From these studies, it was determined that a significant difference in the binding of EtOH and H2O was not predicted by DockingPie when each of these molecules were docked with apo h-αTAT1 (h-αTAT11 in the absence of acetyl-CoA). However, it was observed that, although apo h-αTAT1/EtOH and apo h-αTAT1/H2O shared five contacts, apo h-αTAT1/EtOH made three additional contacts in the basic region at positions 159, 160 and 163.
Based on the calculated docking energies, it appears that ethanol may in fact destabilize the binding affinity of the acetyl-CoA. If ethanol does indeed destabilize the binding, this effect is almost definitely concentration-dependent, as well as reliant on the binding and release rates of EtOH to the h-αTAT1 protein. Docking energies are preliminary values that do not necessarily indicate that one binding partner is always preferred; water is obviously present at a much higher concentration at the cellular level than EtOH, and this higher concentration might protect against the binding of EtOH and resultant destabilization of the docking of acetyl-CoA. However, these results do indicate that further studies are warranted.
There is a two-fold difference between the predicted docking scores for apo h-αTAT1/H2O and apo h-αTAT1/EtOH. The less negative docking score for acetyl-CoA with apo h-αTAT1/EtOH could indicate that an incoming acetyl-CoA binds less tightly to h-αTAT1 if the protein has a bound EtOH molecule in the place of the catalytically vital water molecule, potentially due to steric hindrance; the ethanol molecule may in fact destabilize the binding of acetyl-CoA. From these data, we can conclude that EtOH has the potential to act as an antagonist and can disrupt the binding of acetyl-CoA to the active site of h-αTAT11.
5. Future Aims
To elucidate the mechanisms underlying ethanol’s impact on h-αTAT1, a comprehensive experimental approach is warranted. Molecular dynamics simulations could be employed to model how ethanol influences the active site conformation, hydration shell, and protein dynamics of h-αTAT1 and other-tubulin transferases in the GNAT family such as MEC-17, both with and without the acetyl-CoA cosubstrate [11] [14]. Complementing these computational studies, site-directed mutagenesis of key residues involved in catalytic water coordination and substrate positioning (Q58, R158, I64) should be conducted, followed by in vitro enzymatic assays to assess how these mutations affect acetyltransferase activity in the presence of ethanol [3] [10]. Structural techniques such as X-ray crystallography or cryo-electron microscopy could be utilized to directly visualize ethanol binding and water displacement within the enzyme, with NMR spectroscopy or hydrogen-deuterium exchange mass spectrometry providing additional insight into ethanol-induced changes in protein flexibility and solvent accessibility [2] [5] [9].
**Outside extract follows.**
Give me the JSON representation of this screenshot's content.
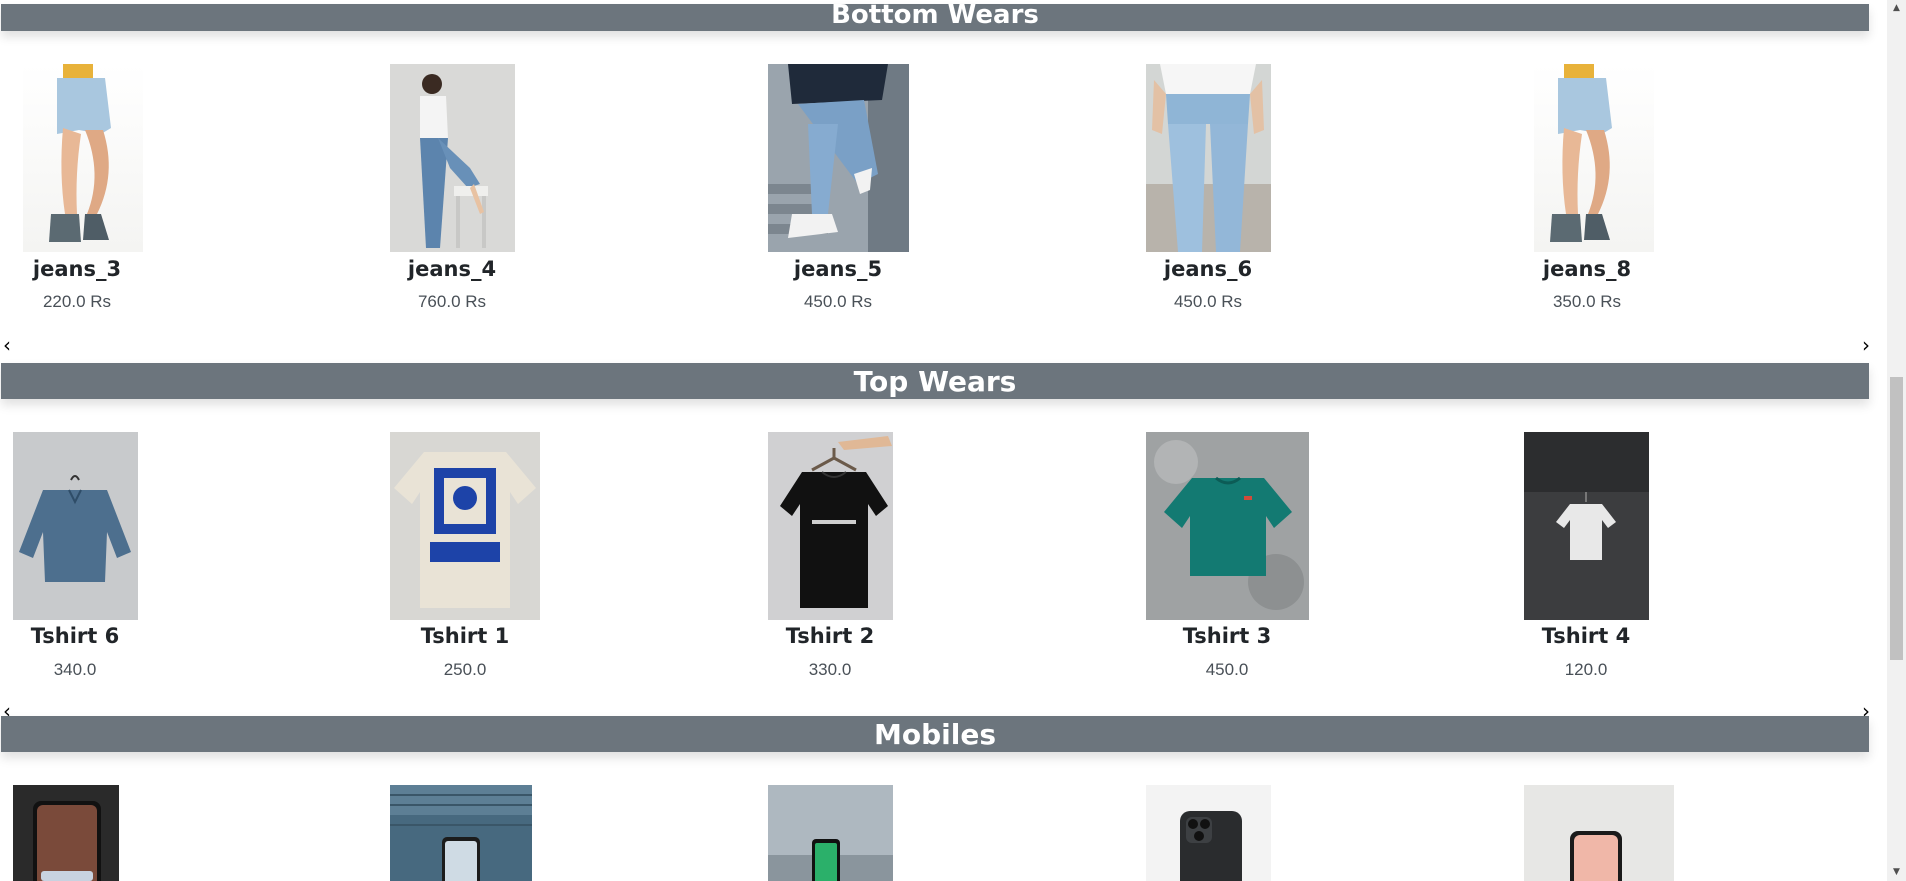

To translate these findings to a physiological context, cellular assays measuring microtubule acetylation in cells expressing wild-type or mutant h-αTAT1 under ethanol treatment could be performed [12]. Finally, biophysical techniques such as isothermal titration calorimetry and fluorescence quenching should help to quantify the thermodynamics and affinity of ethanol binding to h-αTAT1, thus elucidating the nature of this weak, promiscuous interaction [7] [11]. This integrative strategy will provide a detailed understanding of how ethanol modulates h-αTAT1 structure and function, potentially advancing knowledge of ethanol-induced cytoskeletal dysfunction.